Countering an Executive Order issued by President Trump  and the adoption by the CFPB of its final rule revising Regulation B, the New York Department of Financial Services recently issued an Industry Letter warning the financial institutions that it regulates that they must consider disparate impact when lending.

“Regulated Entities are reminded that under Section 296-a, covered credit decisions that result in a disparate impact may constitute an unlawful discriminatory practice,” the agency wrote in a letter to financial institutions.

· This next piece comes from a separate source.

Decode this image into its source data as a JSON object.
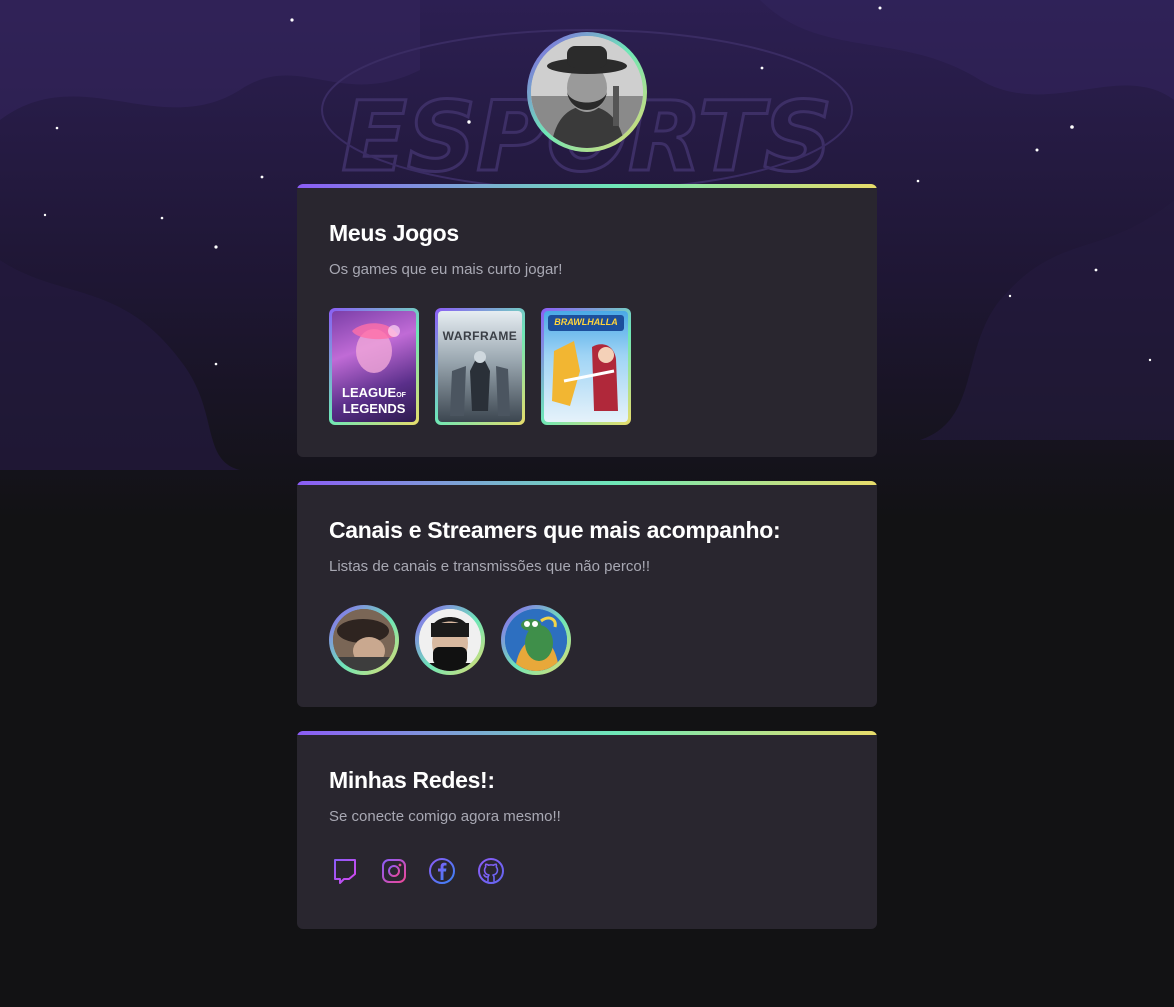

The department said that section “prohibits discrimination in, among other things, the granting, withholding, extending, or renewing, or in the fixing of the rates, terms, or conditions of any form of credit on the basis of statutorily established characteristics. N.Y. Exec. L. § 296-a(1)(b). Discrimination is prohibited on the basis of race, creed, color, national origin, citizenship or immigration status, sexual orientation, gender identity or expression, military status, age, sex, marital status, status as a victim of domestic violence, disability, or familial status.”

The letter runs counter to Executive Order 14281 issued by Trump. In that order, Trump wrote that “disparate-impact liability all but requires individuals and businesses to consider race and engage in racial balancing to avoid potentially crippling legal liability. It not only undermines our national values, but also runs contrary to equal protection under the law and, therefore, violates our Constitution.”

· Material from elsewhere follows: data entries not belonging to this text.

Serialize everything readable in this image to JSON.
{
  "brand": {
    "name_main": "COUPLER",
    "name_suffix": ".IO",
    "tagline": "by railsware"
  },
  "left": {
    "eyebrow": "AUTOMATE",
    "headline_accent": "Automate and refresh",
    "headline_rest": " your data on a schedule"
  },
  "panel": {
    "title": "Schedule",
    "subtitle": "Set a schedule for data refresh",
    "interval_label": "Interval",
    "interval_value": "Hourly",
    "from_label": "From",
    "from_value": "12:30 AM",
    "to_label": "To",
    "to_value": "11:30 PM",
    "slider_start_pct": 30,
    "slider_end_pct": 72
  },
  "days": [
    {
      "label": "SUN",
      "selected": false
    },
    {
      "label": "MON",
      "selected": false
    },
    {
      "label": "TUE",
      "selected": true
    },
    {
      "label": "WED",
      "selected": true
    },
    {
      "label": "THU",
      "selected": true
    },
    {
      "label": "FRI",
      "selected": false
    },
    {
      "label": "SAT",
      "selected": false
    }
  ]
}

The letter also runs counter to the CFPB’s final rule revising Regulation B, which eliminated all references to disparate impact in the text of the rule and in the Official Staff Commentary.  Having examined Regulation B, and the comments received on its proposed rule, the CFPB “determined that, under the best reading of the statute, disparate impact claims are not cognizable under [the Equal Credit Opportunity Act] (ECOA).”    

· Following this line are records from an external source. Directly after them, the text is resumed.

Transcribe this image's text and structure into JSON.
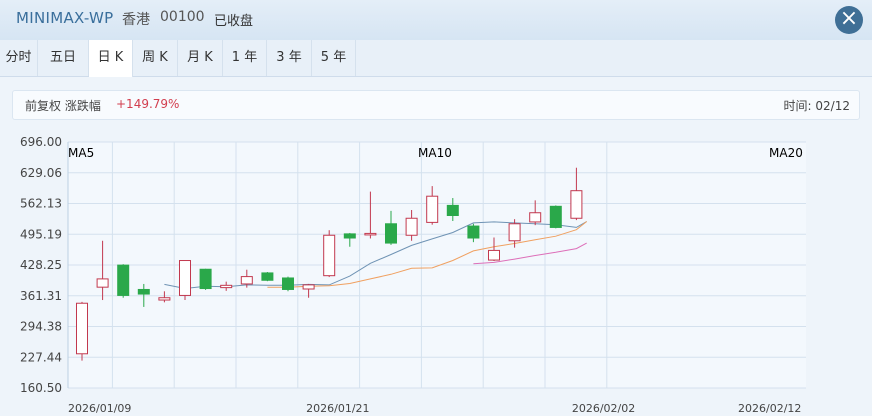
{
  "header": {
    "title": "MINIMAX-WP",
    "market": "香港",
    "code": "00100",
    "status": "已收盘",
    "close_icon": "close-icon",
    "close_glyph": "×"
  },
  "tabs": [
    {
      "label": "分时",
      "active": false
    },
    {
      "label": "五日",
      "active": false
    },
    {
      "label": "日 K",
      "active": true
    },
    {
      "label": "周 K",
      "active": false
    },
    {
      "label": "月 K",
      "active": false
    },
    {
      "label": "1 年",
      "active": false
    },
    {
      "label": "3 年",
      "active": false
    },
    {
      "label": "5 年",
      "active": false
    }
  ],
  "info": {
    "label": "前复权 涨跌幅",
    "change": "+149.79%",
    "time": "时间: 02/12"
  },
  "colors": {
    "up": "#c2384e",
    "down": "#2aa84a",
    "ma5": "#6f93b4",
    "ma10": "#f0a060",
    "ma20": "#dd6fb9",
    "grid": "#d4e1ee",
    "plot_bg": "#f3f8fd"
  },
  "chart_data": {
    "type": "candlestick",
    "ylim": [
      160.5,
      696.0
    ],
    "y_ticks": [
      "696.00",
      "629.06",
      "562.13",
      "495.19",
      "428.25",
      "361.31",
      "294.38",
      "227.44",
      "160.50"
    ],
    "x_ticks": [
      {
        "label": "2026/01/09",
        "index": 0
      },
      {
        "label": "2026/01/21",
        "index": 8
      },
      {
        "label": "2026/02/02",
        "index": 17
      },
      {
        "label": "2026/02/12",
        "index": 25
      }
    ],
    "legend": [
      "MA5",
      "MA10",
      "MA20"
    ],
    "candles": [
      {
        "o": 235,
        "h": 348,
        "l": 220,
        "c": 345
      },
      {
        "o": 380,
        "h": 481,
        "l": 352,
        "c": 398
      },
      {
        "o": 428,
        "h": 430,
        "l": 357,
        "c": 362
      },
      {
        "o": 375,
        "h": 387,
        "l": 337,
        "c": 365
      },
      {
        "o": 352,
        "h": 371,
        "l": 347,
        "c": 357
      },
      {
        "o": 362,
        "h": 438,
        "l": 352,
        "c": 438
      },
      {
        "o": 419,
        "h": 420,
        "l": 374,
        "c": 377
      },
      {
        "o": 379,
        "h": 392,
        "l": 372,
        "c": 384
      },
      {
        "o": 387,
        "h": 418,
        "l": 379,
        "c": 403
      },
      {
        "o": 411,
        "h": 413,
        "l": 393,
        "c": 395
      },
      {
        "o": 400,
        "h": 403,
        "l": 371,
        "c": 375
      },
      {
        "o": 376,
        "h": 387,
        "l": 357,
        "c": 385
      },
      {
        "o": 405,
        "h": 504,
        "l": 402,
        "c": 493
      },
      {
        "o": 496,
        "h": 498,
        "l": 468,
        "c": 487
      },
      {
        "o": 497,
        "h": 588,
        "l": 486,
        "c": 497
      },
      {
        "o": 518,
        "h": 546,
        "l": 472,
        "c": 476
      },
      {
        "o": 493,
        "h": 548,
        "l": 481,
        "c": 530
      },
      {
        "o": 521,
        "h": 600,
        "l": 516,
        "c": 578
      },
      {
        "o": 558,
        "h": 574,
        "l": 524,
        "c": 536
      },
      {
        "o": 513,
        "h": 518,
        "l": 478,
        "c": 487
      },
      {
        "o": 439,
        "h": 488,
        "l": 437,
        "c": 460
      },
      {
        "o": 481,
        "h": 528,
        "l": 466,
        "c": 518
      },
      {
        "o": 522,
        "h": 569,
        "l": 515,
        "c": 542
      },
      {
        "o": 556,
        "h": 558,
        "l": 508,
        "c": 510
      },
      {
        "o": 530,
        "h": 640,
        "l": 526,
        "c": 590
      }
    ],
    "ma5": [
      null,
      null,
      null,
      null,
      386,
      377,
      382,
      381,
      385,
      384,
      384,
      386,
      385,
      404,
      432,
      451,
      471,
      485,
      499,
      520,
      522,
      520,
      518,
      516,
      510,
      523
    ],
    "ma10": [
      null,
      null,
      null,
      null,
      null,
      null,
      null,
      null,
      null,
      380,
      380,
      382,
      383,
      388,
      398,
      408,
      421,
      422,
      438,
      459,
      468,
      475,
      483,
      491,
      505,
      523
    ],
    "ma20": [
      null,
      null,
      null,
      null,
      null,
      null,
      null,
      null,
      null,
      null,
      null,
      null,
      null,
      null,
      null,
      null,
      null,
      null,
      null,
      431,
      434,
      441,
      449,
      456,
      464,
      476
    ]
  }
}
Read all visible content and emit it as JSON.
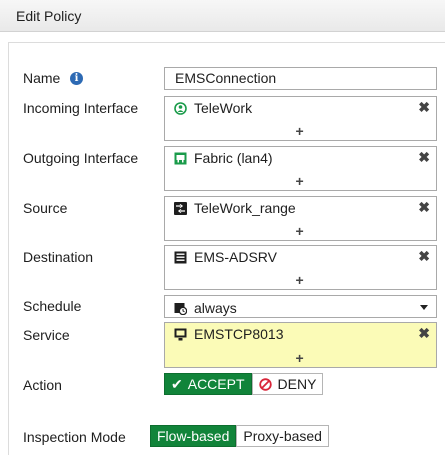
{
  "header": {
    "title": "Edit Policy"
  },
  "form": {
    "name": {
      "label": "Name",
      "value": "EMSConnection"
    },
    "incoming": {
      "label": "Incoming Interface",
      "item": "TeleWork"
    },
    "outgoing": {
      "label": "Outgoing Interface",
      "item": "Fabric (lan4)"
    },
    "source": {
      "label": "Source",
      "item": "TeleWork_range"
    },
    "destination": {
      "label": "Destination",
      "item": "EMS-ADSRV"
    },
    "schedule": {
      "label": "Schedule",
      "value": "always"
    },
    "service": {
      "label": "Service",
      "item": "EMSTCP8013",
      "highlight_color": "#fbfbb7"
    },
    "action": {
      "label": "Action",
      "accept": "ACCEPT",
      "deny": "DENY",
      "selected": "ACCEPT"
    },
    "inspection": {
      "label": "Inspection Mode",
      "flow": "Flow-based",
      "proxy": "Proxy-based",
      "selected": "Flow-based"
    }
  },
  "glyphs": {
    "remove": "✖",
    "add": "+",
    "check": "✔",
    "info": "i"
  },
  "colors": {
    "accent_green": "#11843a",
    "info_blue": "#2d6ab4",
    "deny_red": "#d9263a"
  }
}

In finalizing its revisions to Regulation B, the CFPB declined to provide guidance on how to comply with state antidiscrimination laws, noting that it has no authority over or expertise regarding state laws that include a disparate impact component.  However, consistent with Section 705(f) of the ECOA and Section 1002.11(a) of Regulation B, which provide that state laws that provide greater protection for an applicant are not preempted, it did observe that creditors “are still liable” under applicable state antidiscrimination statutes, and, accordingly, that “the incentives for [creditors] to implement policies or engage in practices that lead to disparate impact may be restricted.”   

By contrast, in the executive order Trump addressed the existence of fair lending and fair housing provisions in state laws, saying that the administration would determine if federal law preempts state  regulations, policies, or practices that impose disparate-impact liability based on a “federally protected characteristic such as race, sex, or age, or whether such laws, regulations, policies, or practices have constitutional infirmities that warrant Federal action, and shall take appropriate measures consistent with the policy of this order.”